The paper’s seemingly innocuous title, “Preventing Deflation: Lessons from Japan’s Experience in the 1990s,” makes the fundamental assertion that Japan’s struggles were rooted in a serious policy blunder: the Bank of Japan’s failure to recognize soon enough and act strongly enough on the peril of incipient deflation.
(Not coincidentally, this view coincided with a similar conclusion professed by Bernanke in a scathing attack on the BOJ in the late 1990s.) The implication was clear: substantial monetary and fiscal stimulus is critical for economies that risk approaching the zero bound.
Any doubt as to what form that “substantial stimulus” might take were dispelled a few months later, when then Fed-Governor Bernanke delivered a speech stressing the need for a central bank to deploy unconventional measures to mitigate deflationary risks in an economy that was approaching the zero bound. Such measures could include buying up public debt, providing subsidized credit to banks, targeting longer-term interest rates, or even intervening to reduce the dollar’s value in foreign-exchange markets.

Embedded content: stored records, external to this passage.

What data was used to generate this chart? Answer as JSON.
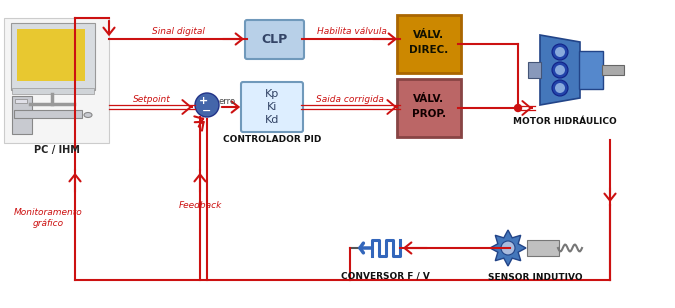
{
  "bg_color": "#ffffff",
  "arrow_color": "#cc1111",
  "arrow_color_blue": "#3366bb",
  "label_color": "#cc1111",
  "clp_box_color": "#b8d0e8",
  "clp_box_edge": "#7099bb",
  "pid_box_color": "#ddeeff",
  "pid_box_edge": "#7099bb",
  "valv_direc_fill": "#cc8800",
  "valv_direc_edge": "#aa6600",
  "valv_prop_fill": "#bb6666",
  "valv_prop_edge": "#884444",
  "sum_circle_color": "#4466aa",
  "sum_circle_edge": "#223388",
  "motor_body_color": "#4477bb",
  "motor_body_edge": "#224488",
  "gear_color": "#4477bb",
  "gear_edge": "#224488",
  "probe_color": "#aaaaaa",
  "probe_edge": "#666666",
  "pulse_color": "#3366bb",
  "line_lw": 1.5,
  "arrow_lw": 1.5,
  "labels": {
    "sinal_digital": "Sinal digital",
    "habilita_valvula": "Habilita válvula",
    "setpoint": "Setpoint",
    "saida_corrigida": "Saida corrigida",
    "controlador_pid": "CONTROLADOR PID",
    "motor_hidraulico": "MOTOR HIDRÁULICO",
    "pc_ihm": "PC / IHM",
    "clp": "CLP",
    "pid_kp": "Kp",
    "pid_ki": "Ki",
    "pid_kd": "Kd",
    "valv_direc1": "VÁLV.",
    "valv_direc2": "DIREC.",
    "valv_prop1": "VÁLV.",
    "valv_prop2": "PROP.",
    "monitoramento": "Monitoramento\ngráfico",
    "feedback": "Feedback",
    "conversor": "CONVERSOR F / V",
    "sensor": "SENSOR INDUTIVO",
    "erro": "erro"
  },
  "figsize": [
    6.75,
    3.08
  ],
  "dpi": 100
}
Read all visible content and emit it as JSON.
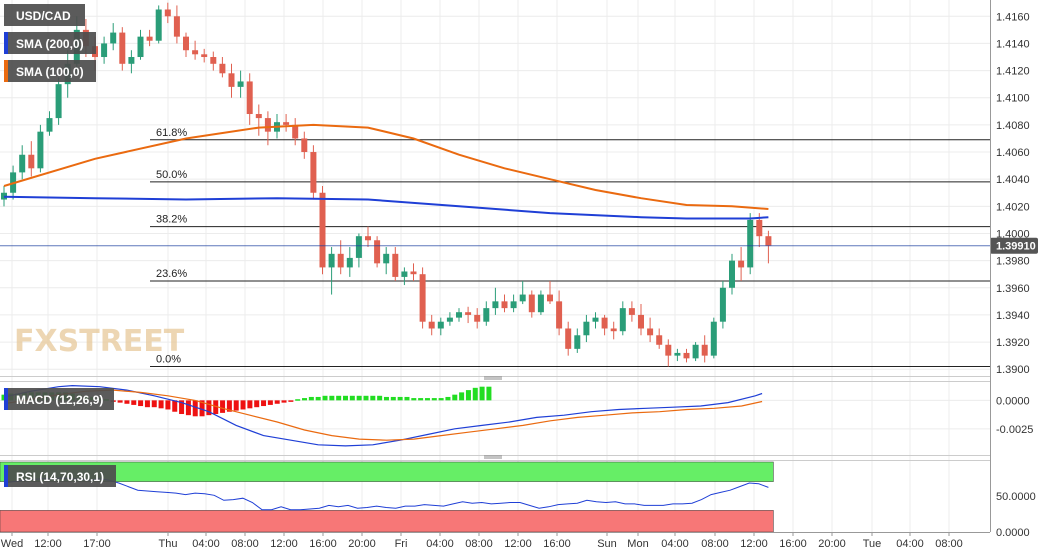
{
  "legend": {
    "symbol": "USD/CAD",
    "sma200": "SMA (200,0)",
    "sma100": "SMA (100,0)",
    "macd": "MACD (12,26,9)",
    "rsi": "RSI (14,70,30,1)"
  },
  "watermark": "FXSTREET",
  "last_price_label": "1.39910",
  "colors": {
    "bull": "#2a9d78",
    "bear": "#e06050",
    "sma200": "#1f3fd6",
    "sma100": "#ea6a10",
    "macd_pos": "#22dd22",
    "macd_neg": "#ee1111",
    "rsi_over": "#66ee66",
    "rsi_under": "#f77777",
    "badge": "#555555"
  },
  "chart_data": [
    {
      "type": "candlestick",
      "title": "USD/CAD",
      "ylim": [
        1.3895,
        1.4172
      ],
      "yticks": [
        "1.4160",
        "1.4140",
        "1.4120",
        "1.4100",
        "1.4080",
        "1.4060",
        "1.4040",
        "1.4020",
        "1.4000",
        "1.3980",
        "1.3960",
        "1.3940",
        "1.3920",
        "1.3900"
      ],
      "x_labels": [
        "Wed",
        "12:00",
        "17:00",
        "Thu",
        "04:00",
        "08:00",
        "12:00",
        "16:00",
        "20:00",
        "Fri",
        "04:00",
        "08:00",
        "12:00",
        "16:00",
        "Sun",
        "Mon",
        "04:00",
        "08:00",
        "12:00",
        "16:00",
        "20:00",
        "Tue",
        "04:00",
        "08:00"
      ],
      "fib_levels": [
        {
          "label": "61.8%",
          "value": 1.4069
        },
        {
          "label": "50.0%",
          "value": 1.4038
        },
        {
          "label": "38.2%",
          "value": 1.4005
        },
        {
          "label": "23.6%",
          "value": 1.3965
        },
        {
          "label": "0.0%",
          "value": 1.3902
        }
      ],
      "last_price": 1.3991,
      "candles": [
        [
          1.4025,
          1.4035,
          1.402,
          1.403
        ],
        [
          1.403,
          1.405,
          1.4025,
          1.4045
        ],
        [
          1.4045,
          1.4065,
          1.404,
          1.4058
        ],
        [
          1.4058,
          1.4068,
          1.4042,
          1.4048
        ],
        [
          1.4048,
          1.408,
          1.4045,
          1.4075
        ],
        [
          1.4075,
          1.409,
          1.4072,
          1.4085
        ],
        [
          1.4085,
          1.4115,
          1.408,
          1.411
        ],
        [
          1.411,
          1.4135,
          1.41,
          1.4125
        ],
        [
          1.4125,
          1.416,
          1.4118,
          1.415
        ],
        [
          1.415,
          1.4158,
          1.413,
          1.4138
        ],
        [
          1.4138,
          1.4145,
          1.412,
          1.413
        ],
        [
          1.413,
          1.4145,
          1.4125,
          1.414
        ],
        [
          1.414,
          1.4155,
          1.4135,
          1.4148
        ],
        [
          1.4148,
          1.4152,
          1.412,
          1.4125
        ],
        [
          1.4125,
          1.4135,
          1.4118,
          1.413
        ],
        [
          1.413,
          1.415,
          1.4128,
          1.4145
        ],
        [
          1.4145,
          1.415,
          1.4138,
          1.4142
        ],
        [
          1.4142,
          1.4168,
          1.414,
          1.4165
        ],
        [
          1.4165,
          1.417,
          1.4155,
          1.416
        ],
        [
          1.416,
          1.4168,
          1.414,
          1.4145
        ],
        [
          1.4145,
          1.4148,
          1.413,
          1.4135
        ],
        [
          1.4135,
          1.4142,
          1.4128,
          1.4132
        ],
        [
          1.4132,
          1.4136,
          1.4126,
          1.413
        ],
        [
          1.413,
          1.4134,
          1.412,
          1.4125
        ],
        [
          1.4125,
          1.413,
          1.4115,
          1.4118
        ],
        [
          1.4118,
          1.4125,
          1.41,
          1.4108
        ],
        [
          1.4108,
          1.412,
          1.41,
          1.4112
        ],
        [
          1.4112,
          1.4118,
          1.408,
          1.4088
        ],
        [
          1.4088,
          1.4095,
          1.4072,
          1.4085
        ],
        [
          1.4085,
          1.409,
          1.4065,
          1.4075
        ],
        [
          1.4075,
          1.4088,
          1.407,
          1.4082
        ],
        [
          1.4082,
          1.4088,
          1.4075,
          1.408
        ],
        [
          1.408,
          1.4085,
          1.4065,
          1.407
        ],
        [
          1.407,
          1.4075,
          1.4055,
          1.406
        ],
        [
          1.406,
          1.4065,
          1.4025,
          1.403
        ],
        [
          1.403,
          1.4035,
          1.397,
          1.3975
        ],
        [
          1.3975,
          1.399,
          1.3955,
          1.3985
        ],
        [
          1.3985,
          1.3995,
          1.397,
          1.3975
        ],
        [
          1.3975,
          1.399,
          1.3968,
          1.3982
        ],
        [
          1.3982,
          1.4,
          1.3975,
          1.3998
        ],
        [
          1.3998,
          1.4005,
          1.399,
          1.3995
        ],
        [
          1.3995,
          1.3998,
          1.3975,
          1.3978
        ],
        [
          1.3978,
          1.399,
          1.397,
          1.3985
        ],
        [
          1.3985,
          1.399,
          1.3965,
          1.3968
        ],
        [
          1.3968,
          1.3975,
          1.3962,
          1.3972
        ],
        [
          1.3972,
          1.3978,
          1.3965,
          1.397
        ],
        [
          1.397,
          1.3975,
          1.393,
          1.3935
        ],
        [
          1.3935,
          1.394,
          1.3925,
          1.393
        ],
        [
          1.393,
          1.3938,
          1.3925,
          1.3935
        ],
        [
          1.3935,
          1.3942,
          1.3932,
          1.3938
        ],
        [
          1.3938,
          1.3945,
          1.3935,
          1.3942
        ],
        [
          1.3942,
          1.3946,
          1.3934,
          1.394
        ],
        [
          1.394,
          1.3945,
          1.393,
          1.3935
        ],
        [
          1.3935,
          1.395,
          1.3932,
          1.3945
        ],
        [
          1.3945,
          1.396,
          1.394,
          1.395
        ],
        [
          1.395,
          1.3955,
          1.3942,
          1.3945
        ],
        [
          1.3945,
          1.3955,
          1.3942,
          1.395
        ],
        [
          1.395,
          1.3965,
          1.3948,
          1.3955
        ],
        [
          1.3955,
          1.3958,
          1.3938,
          1.3942
        ],
        [
          1.3942,
          1.3958,
          1.394,
          1.3955
        ],
        [
          1.3955,
          1.3965,
          1.3948,
          1.395
        ],
        [
          1.395,
          1.3958,
          1.3925,
          1.393
        ],
        [
          1.393,
          1.3935,
          1.391,
          1.3915
        ],
        [
          1.3915,
          1.393,
          1.3912,
          1.3925
        ],
        [
          1.3925,
          1.394,
          1.392,
          1.3935
        ],
        [
          1.3935,
          1.3942,
          1.393,
          1.3938
        ],
        [
          1.3938,
          1.394,
          1.3925,
          1.393
        ],
        [
          1.393,
          1.3935,
          1.3922,
          1.3928
        ],
        [
          1.3928,
          1.395,
          1.3925,
          1.3945
        ],
        [
          1.3945,
          1.395,
          1.3935,
          1.394
        ],
        [
          1.394,
          1.3948,
          1.3925,
          1.393
        ],
        [
          1.393,
          1.3938,
          1.392,
          1.3925
        ],
        [
          1.3925,
          1.393,
          1.3915,
          1.3918
        ],
        [
          1.3918,
          1.3922,
          1.3902,
          1.391
        ],
        [
          1.391,
          1.3915,
          1.3906,
          1.3912
        ],
        [
          1.3912,
          1.3915,
          1.3905,
          1.3908
        ],
        [
          1.3908,
          1.392,
          1.3906,
          1.3918
        ],
        [
          1.3918,
          1.3925,
          1.3905,
          1.391
        ],
        [
          1.391,
          1.3938,
          1.3908,
          1.3935
        ],
        [
          1.3935,
          1.3965,
          1.393,
          1.396
        ],
        [
          1.396,
          1.3985,
          1.3955,
          1.398
        ],
        [
          1.398,
          1.399,
          1.3965,
          1.3975
        ],
        [
          1.3975,
          1.4015,
          1.397,
          1.401
        ],
        [
          1.401,
          1.4015,
          1.399,
          1.3998
        ],
        [
          1.3998,
          1.4002,
          1.3978,
          1.3991
        ]
      ],
      "sma200": [
        [
          0,
          1.4027
        ],
        [
          10,
          1.4026
        ],
        [
          20,
          1.4025
        ],
        [
          30,
          1.4026
        ],
        [
          40,
          1.4025
        ],
        [
          50,
          1.402
        ],
        [
          60,
          1.4015
        ],
        [
          70,
          1.4012
        ],
        [
          75,
          1.4011
        ],
        [
          82,
          1.4011
        ],
        [
          84,
          1.4012
        ]
      ],
      "sma100": [
        [
          0,
          1.4035
        ],
        [
          10,
          1.4055
        ],
        [
          20,
          1.407
        ],
        [
          28,
          1.4078
        ],
        [
          34,
          1.408
        ],
        [
          40,
          1.4078
        ],
        [
          45,
          1.407
        ],
        [
          50,
          1.4058
        ],
        [
          55,
          1.4048
        ],
        [
          60,
          1.404
        ],
        [
          65,
          1.4032
        ],
        [
          70,
          1.4026
        ],
        [
          75,
          1.4021
        ],
        [
          80,
          1.402
        ],
        [
          84,
          1.4018
        ]
      ]
    },
    {
      "type": "bar",
      "title": "MACD (12,26,9)",
      "ylim": [
        -0.0048,
        0.0017
      ],
      "yticks": [
        "0.0000",
        "-0.0025"
      ],
      "histogram": [
        0.0005,
        0.0006,
        0.0006,
        0.0007,
        0.0007,
        0.0007,
        0.0007,
        0.0007,
        0.0007,
        0.0007,
        0.0006,
        0.0005,
        0.0004,
        0.0003,
        0.0002,
        0.0001,
        -0.0001,
        -0.0002,
        -0.0003,
        -0.0004,
        -0.0005,
        -0.0006,
        -0.0006,
        -0.0007,
        -0.0008,
        -0.001,
        -0.0012,
        -0.0013,
        -0.0014,
        -0.0014,
        -0.0013,
        -0.0012,
        -0.0011,
        -0.001,
        -0.0009,
        -0.0008,
        -0.0007,
        -0.0006,
        -0.0005,
        -0.0004,
        -0.0003,
        -0.0002,
        -0.0001,
        0.0001,
        0.0002,
        0.0003,
        0.0003,
        0.0004,
        0.0004,
        0.0004,
        0.0004,
        0.0004,
        0.0004,
        0.0004,
        0.0004,
        0.0004,
        0.0003,
        0.0003,
        0.0003,
        0.0003,
        0.0002,
        0.0002,
        0.0002,
        0.0002,
        0.0002,
        0.0003,
        0.0005,
        0.0007,
        0.0009,
        0.0011,
        0.0012,
        0.0012
      ],
      "macd_line": [
        [
          0,
          0.0003
        ],
        [
          4,
          0.0008
        ],
        [
          8,
          0.0012
        ],
        [
          10,
          0.0013
        ],
        [
          14,
          0.0012
        ],
        [
          18,
          0.0009
        ],
        [
          22,
          0.0004
        ],
        [
          26,
          -0.0002
        ],
        [
          30,
          -0.001
        ],
        [
          34,
          -0.0022
        ],
        [
          38,
          -0.0031
        ],
        [
          42,
          -0.0035
        ],
        [
          46,
          -0.0039
        ],
        [
          50,
          -0.004
        ],
        [
          54,
          -0.0039
        ],
        [
          58,
          -0.0035
        ],
        [
          62,
          -0.003
        ],
        [
          66,
          -0.0025
        ],
        [
          70,
          -0.0022
        ],
        [
          74,
          -0.0019
        ],
        [
          78,
          -0.0015
        ],
        [
          82,
          -0.0013
        ],
        [
          86,
          -0.001
        ],
        [
          90,
          -0.0008
        ],
        [
          94,
          -0.0007
        ],
        [
          98,
          -0.0006
        ],
        [
          102,
          -0.0005
        ],
        [
          106,
          -0.0002
        ],
        [
          110,
          0.0004
        ],
        [
          111,
          0.0006
        ]
      ],
      "signal_line": [
        [
          0,
          -0.0003
        ],
        [
          4,
          0.0001
        ],
        [
          8,
          0.0005
        ],
        [
          12,
          0.0008
        ],
        [
          16,
          0.0009
        ],
        [
          20,
          0.0007
        ],
        [
          24,
          0.0004
        ],
        [
          28,
          0.0
        ],
        [
          32,
          -0.0007
        ],
        [
          36,
          -0.0013
        ],
        [
          40,
          -0.0019
        ],
        [
          44,
          -0.0026
        ],
        [
          48,
          -0.0031
        ],
        [
          52,
          -0.0034
        ],
        [
          56,
          -0.0035
        ],
        [
          60,
          -0.0034
        ],
        [
          64,
          -0.0031
        ],
        [
          68,
          -0.0028
        ],
        [
          72,
          -0.0025
        ],
        [
          76,
          -0.0022
        ],
        [
          80,
          -0.0018
        ],
        [
          84,
          -0.0015
        ],
        [
          88,
          -0.0013
        ],
        [
          92,
          -0.0011
        ],
        [
          96,
          -0.001
        ],
        [
          100,
          -0.0008
        ],
        [
          104,
          -0.0007
        ],
        [
          108,
          -0.0005
        ],
        [
          111,
          -0.0001
        ]
      ]
    },
    {
      "type": "line",
      "title": "RSI (14,70,30,1)",
      "ylim": [
        0,
        100
      ],
      "yticks": [
        "50.0000",
        "0.0000"
      ],
      "overbought": 70,
      "oversold": 30,
      "values": [
        68,
        70,
        72,
        73,
        74,
        74,
        75,
        74,
        73,
        72,
        74,
        72,
        68,
        63,
        58,
        57,
        56,
        55,
        54,
        52,
        54,
        53,
        51,
        44,
        45,
        47,
        41,
        31,
        31,
        35,
        31,
        31,
        32,
        33,
        37,
        35,
        37,
        33,
        34,
        36,
        34,
        33,
        36,
        36,
        38,
        37,
        36,
        39,
        42,
        40,
        41,
        39,
        40,
        41,
        41,
        37,
        33,
        35,
        38,
        39,
        40,
        44,
        42,
        41,
        42,
        39,
        39,
        37,
        37,
        37,
        39,
        39,
        40,
        45,
        52,
        55,
        58,
        63,
        68,
        67,
        62
      ]
    }
  ]
}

A few years later, the global financial crisis erupted, and these statements, once idle conjecture, became the basis for an urgent action plan. But one vital caveat was lost in the commotion: What works during a crisis will not necessarily provide sufficient traction for the post-crisis recovery—especially if the crisis has left the real economy mired in a balance-sheet recession.

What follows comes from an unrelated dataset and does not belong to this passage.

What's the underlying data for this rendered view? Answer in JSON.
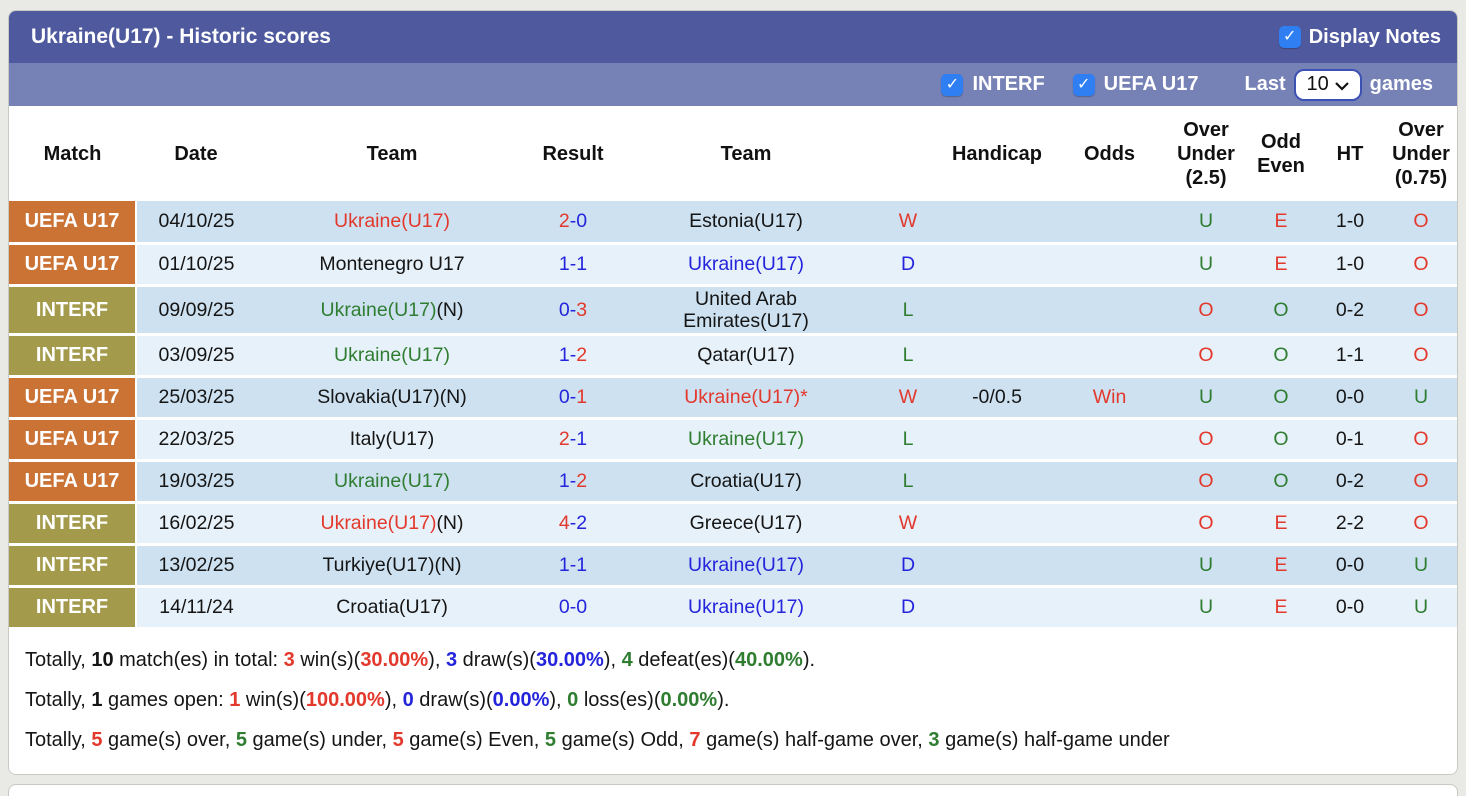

Indeed, given that such recessions clog the monetary-policy transmission mechanism, neither conventional interest-rate adjustments nor unconventional liquidity injections have much impact in the wake of a crisis, when deleveraging and balance-sheet repair are urgent.
That is certainly the case in the US today. QE may have been a resounding success in some ways—namely, arresting the riskiest phase of the crisis. But it did little to revive household consumption, which accounts for about 70% of the US economy. In fact, since early 2008, annualized growth in real consumer expenditure has averaged a mere 1.3%–the most anemic period of consumption growth on record.
This is corroborated by a glaring shortfall in the “GDP dividend” from Fed liquidity injections. Though $3.6 trillion of incremental liquidity has been added to the Fed’s balance sheet since late 2008, nominal GDP was up by just $2.5 trillion from the third quarter of 2008 to the second quarter of this year.
As John Maynard Keynes famously pointed out after the Great Depression, when an economy is locked in a “liquidity trap,” with low interest rates unable to induce investment or consumption, attempting to use monetary policy to spur demand is like pushing on a string.
This approach also has serious financial-market consequences. Having more than doubled since its crisis-induced trough, the US equity market—not to mention its amply rewarded upper-income shareholders—has been the principal beneficiary of the Fed’s unconventional policy gambit. The same is true for a variety of once-risky fixed-income instruments—from high-yield corporate “junk” bonds to sovereign debt in crisis-torn Europe.
The operative view in central-banking circles has been that the so-called “wealth effect”—when asset appreciation spurs real economic activity—would square the circle for a lagging post-crisis recovery. The persistently anemic recovery and its attendant headwinds in the US labor market belie this assumption.
Nonetheless, the Fed remains fixated on financial-market feedback—and thus ensnared in a potentially deadly trap. Fearful of market disruptions, the Fed has embraced a slow-motion exit from QE. By splitting hairs over the meaning of the words “considerable time” in describing the expected timeline for policy normalization, Fed Chair Janet Yellen is falling into the same trap. Such a fruitless debate borrows a page from the Bernanke-Greenspan incremental normalization script of 2004-2006. Sadly, we know all too well how that story ended.
Stephen S. Roach, former Chairman of Morgan Stanley Asia and the firm’s chief economist, is a senior fellow at Yale University’s Jackson Institute of Global Affairs and a senior lecturer at Yale’s School of Management. He is the author of the new book Unbalanced: The Codependency of America and China.